THE UK’s role in fighting the Islamic State is ‘strikingly modest’ and should be stepped up, the House of Commons Defence Select Committee has said after it found out that the UK had carried out just 6% of coalition air strikes against IS in Iraq, and that there were only three UK military personnel outside the Kurdish regions of the country, compared with 400 Australians, 280 Italians and 300 Spanish.
However, the committee also stressed that it was not in favour of deploying combat forces to battle IS.
This is after the House of Commons on August 30th 2013 decided not to take part in an armed attack on Syria to overthrow its government led by President Assad.
They voted ‘no’ because the invasion of Iraq in 2003 was based on lies about WMDs and Iraq’s supposed support for Al-Qaeda. Over 100,000 Iraqis were murdered, and the working class in the UK became determined to actively oppose any other imperialist slaughter in the Middle East.
In fact, most people in the UK are now aware that the hanging of Saddam Hussein, and the calculated destruction of the Iraqi army and police cleared the way in Iraq for the emergence first of all of Al-Qaeda and then IS.
The imperialist powers, however, did not stop there. In 2011, NATO using its air power and special forces, consciously armed, organised and provided air cover for the Libyan Islamists to overthrow the anti-imperialist regime of Colonel Gadaffi.
They placed the Islamists into power, after being hugged by Prime Minister Cameron and President Sarkozy, and hailed as freedom fighters at the Corinthia Hotel in Tripoli in September 2011.
By this time, the imperialist powers were determined to repeat the Libyan op in Syria, and Libyan arms and Islamist fighters were shipped from Misratah to Syria where they formed the vanguard of the Wests ‘freedom fighters’.
They were joined by thousands of other young fighters who were encouraged to travel from France, the UK, Belgium and Germany to join the West’s freedom struggle in Syria, that is to give Assad and the Syrian Ba’ath party the Gadaffi experience.

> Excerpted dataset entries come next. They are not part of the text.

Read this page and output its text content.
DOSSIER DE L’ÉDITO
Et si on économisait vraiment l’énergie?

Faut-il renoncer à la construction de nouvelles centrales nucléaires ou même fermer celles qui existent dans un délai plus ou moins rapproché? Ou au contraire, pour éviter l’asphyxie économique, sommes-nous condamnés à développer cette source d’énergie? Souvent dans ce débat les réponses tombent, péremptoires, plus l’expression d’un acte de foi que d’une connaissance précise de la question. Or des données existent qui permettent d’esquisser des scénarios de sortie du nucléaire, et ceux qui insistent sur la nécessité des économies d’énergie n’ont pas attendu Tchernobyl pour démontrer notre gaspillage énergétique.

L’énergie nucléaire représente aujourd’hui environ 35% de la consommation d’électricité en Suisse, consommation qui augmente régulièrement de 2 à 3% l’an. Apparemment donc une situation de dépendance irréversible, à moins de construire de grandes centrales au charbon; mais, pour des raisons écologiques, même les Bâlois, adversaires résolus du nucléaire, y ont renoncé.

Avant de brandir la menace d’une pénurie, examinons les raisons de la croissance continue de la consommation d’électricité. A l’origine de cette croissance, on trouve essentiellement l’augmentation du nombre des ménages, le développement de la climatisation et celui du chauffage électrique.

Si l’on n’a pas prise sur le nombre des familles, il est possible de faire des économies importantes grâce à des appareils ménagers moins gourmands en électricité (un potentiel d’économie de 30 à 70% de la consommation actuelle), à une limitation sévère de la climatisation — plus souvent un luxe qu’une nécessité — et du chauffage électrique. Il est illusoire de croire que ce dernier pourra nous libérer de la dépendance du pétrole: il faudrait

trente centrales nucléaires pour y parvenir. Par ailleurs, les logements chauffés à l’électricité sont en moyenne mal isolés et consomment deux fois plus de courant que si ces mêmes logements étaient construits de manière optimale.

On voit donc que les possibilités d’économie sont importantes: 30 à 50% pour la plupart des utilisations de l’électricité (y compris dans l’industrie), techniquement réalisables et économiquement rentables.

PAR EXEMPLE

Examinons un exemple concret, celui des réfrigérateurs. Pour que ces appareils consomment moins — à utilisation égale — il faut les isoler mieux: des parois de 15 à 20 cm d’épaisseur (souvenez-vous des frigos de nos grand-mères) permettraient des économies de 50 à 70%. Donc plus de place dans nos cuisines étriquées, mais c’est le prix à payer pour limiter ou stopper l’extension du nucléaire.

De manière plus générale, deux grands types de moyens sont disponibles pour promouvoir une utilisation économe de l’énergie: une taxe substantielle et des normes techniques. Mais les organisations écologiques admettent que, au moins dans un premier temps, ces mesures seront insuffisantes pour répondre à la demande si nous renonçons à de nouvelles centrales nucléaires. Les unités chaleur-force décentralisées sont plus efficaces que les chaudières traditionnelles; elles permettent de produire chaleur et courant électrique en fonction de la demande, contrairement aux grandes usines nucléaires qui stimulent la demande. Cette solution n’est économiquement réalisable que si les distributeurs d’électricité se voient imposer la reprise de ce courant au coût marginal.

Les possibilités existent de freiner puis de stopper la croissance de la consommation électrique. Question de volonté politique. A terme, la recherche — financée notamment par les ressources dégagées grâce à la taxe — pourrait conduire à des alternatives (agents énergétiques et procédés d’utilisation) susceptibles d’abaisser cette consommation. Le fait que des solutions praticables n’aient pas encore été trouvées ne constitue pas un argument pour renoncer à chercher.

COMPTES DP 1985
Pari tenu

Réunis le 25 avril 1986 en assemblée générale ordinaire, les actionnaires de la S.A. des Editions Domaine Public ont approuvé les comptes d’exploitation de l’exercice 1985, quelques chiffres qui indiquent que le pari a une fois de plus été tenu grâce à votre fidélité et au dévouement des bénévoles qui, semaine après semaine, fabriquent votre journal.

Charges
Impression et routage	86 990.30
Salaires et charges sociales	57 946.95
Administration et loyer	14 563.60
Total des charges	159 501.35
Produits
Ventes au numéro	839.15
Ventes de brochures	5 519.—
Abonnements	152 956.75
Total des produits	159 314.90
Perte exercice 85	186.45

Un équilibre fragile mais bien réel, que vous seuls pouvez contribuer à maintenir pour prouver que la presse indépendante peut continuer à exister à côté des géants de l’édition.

However, the Syrian armed forces, steeled in the struggle against the Zionists, were more than ready to defend their country, which also has a splendid anti-aircraft missile system that kept the NATO and Turkish air forces at bay.
This stiff Syrian resistance led the ‘freedom fighters’ from Libya to London to throw off their pro-western cloak and transform into the ground forces for IS, which was then able to plan to take over swathes of northern Iraq.

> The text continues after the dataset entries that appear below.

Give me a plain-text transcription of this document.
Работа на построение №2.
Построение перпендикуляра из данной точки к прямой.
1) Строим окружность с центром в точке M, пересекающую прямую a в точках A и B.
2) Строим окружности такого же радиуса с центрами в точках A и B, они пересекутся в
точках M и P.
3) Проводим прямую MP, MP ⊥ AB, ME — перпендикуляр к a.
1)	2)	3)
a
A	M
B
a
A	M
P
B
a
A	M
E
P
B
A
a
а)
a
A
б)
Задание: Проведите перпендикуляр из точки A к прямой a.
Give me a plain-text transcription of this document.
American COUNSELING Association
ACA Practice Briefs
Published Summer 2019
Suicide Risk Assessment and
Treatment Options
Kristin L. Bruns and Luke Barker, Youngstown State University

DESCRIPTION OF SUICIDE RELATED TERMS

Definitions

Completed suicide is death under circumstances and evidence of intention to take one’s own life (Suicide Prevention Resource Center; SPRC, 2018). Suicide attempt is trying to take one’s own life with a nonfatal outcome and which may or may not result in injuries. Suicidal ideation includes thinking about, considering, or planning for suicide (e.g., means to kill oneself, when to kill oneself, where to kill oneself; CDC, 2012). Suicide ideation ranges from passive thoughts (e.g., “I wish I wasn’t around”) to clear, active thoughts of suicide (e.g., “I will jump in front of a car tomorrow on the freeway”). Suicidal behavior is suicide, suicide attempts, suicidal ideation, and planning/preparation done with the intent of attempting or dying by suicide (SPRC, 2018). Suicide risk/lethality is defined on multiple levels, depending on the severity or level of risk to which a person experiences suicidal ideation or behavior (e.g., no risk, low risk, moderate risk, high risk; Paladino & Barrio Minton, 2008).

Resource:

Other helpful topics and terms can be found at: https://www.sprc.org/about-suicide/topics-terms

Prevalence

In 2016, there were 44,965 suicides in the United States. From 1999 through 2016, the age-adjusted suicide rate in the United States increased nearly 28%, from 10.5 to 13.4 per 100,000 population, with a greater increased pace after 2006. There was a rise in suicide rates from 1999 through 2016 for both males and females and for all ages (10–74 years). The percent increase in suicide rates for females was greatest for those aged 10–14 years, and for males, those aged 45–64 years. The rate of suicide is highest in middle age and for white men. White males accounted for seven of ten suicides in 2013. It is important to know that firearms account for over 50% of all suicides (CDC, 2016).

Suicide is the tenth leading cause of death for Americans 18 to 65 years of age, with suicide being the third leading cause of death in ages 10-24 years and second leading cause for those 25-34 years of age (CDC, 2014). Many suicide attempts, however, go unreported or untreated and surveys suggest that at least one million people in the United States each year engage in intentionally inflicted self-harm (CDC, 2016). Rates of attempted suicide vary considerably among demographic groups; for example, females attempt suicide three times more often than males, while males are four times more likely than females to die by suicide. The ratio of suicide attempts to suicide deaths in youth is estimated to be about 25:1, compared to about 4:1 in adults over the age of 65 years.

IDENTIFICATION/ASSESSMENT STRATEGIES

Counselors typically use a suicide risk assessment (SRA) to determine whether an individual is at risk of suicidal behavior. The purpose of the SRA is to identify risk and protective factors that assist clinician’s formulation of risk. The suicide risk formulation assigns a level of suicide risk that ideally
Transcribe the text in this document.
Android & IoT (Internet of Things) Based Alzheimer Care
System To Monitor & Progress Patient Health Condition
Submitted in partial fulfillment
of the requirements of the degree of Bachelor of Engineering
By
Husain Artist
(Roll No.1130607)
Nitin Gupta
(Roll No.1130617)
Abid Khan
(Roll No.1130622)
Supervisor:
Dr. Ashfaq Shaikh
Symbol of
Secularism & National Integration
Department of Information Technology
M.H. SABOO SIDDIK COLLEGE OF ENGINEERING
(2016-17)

This change in policy of the UK’s and US’ Islamists was marked by the killing of the US ambassador in Benghazi on September 11 2012 to the astonishment of Obama and Cameron, and then the declaration of the Caliphate in June 2014, in northern Iraq.
The truth is that the imperialist powers created IS. They see their enemy in the oil-rich Middle East and North Africa as the Arab nationalists, and the trade unions in countries such as Egypt, Tunisia and Algeria.
Their friends are the sponsors of Al-Qaeda, IS and the Muslim Brotherhood, in the Islamic States of Saudi Arabia and Qatar, who paid and are paying for the counter-revolution in Libya and the war in Syria and northern Iraq.
In Syria, the imperialists have rejected all of Assad’s calls for them to support Syria against IS. While in Libya all of the chickens have come home to roost with the news that IS attacked the Corinthia Hotel in Tripoli last week, and that an Islamic State swearing allegiance to the Caliphate has been established in Derna, where there is a massive oil refinery and port occupying a strategic position in the Med, opposite the toe of Italy and Greece. This is the nightmare situation that the imperialist powers have created.
British imperialism cannot fight IS, and its armed forces will certainly not be welcomed in either Iraq or Syria or Libya. Only a workers government in Britain that smashes capitalism and imperialism can play a positive revolutionary role in the Middle East.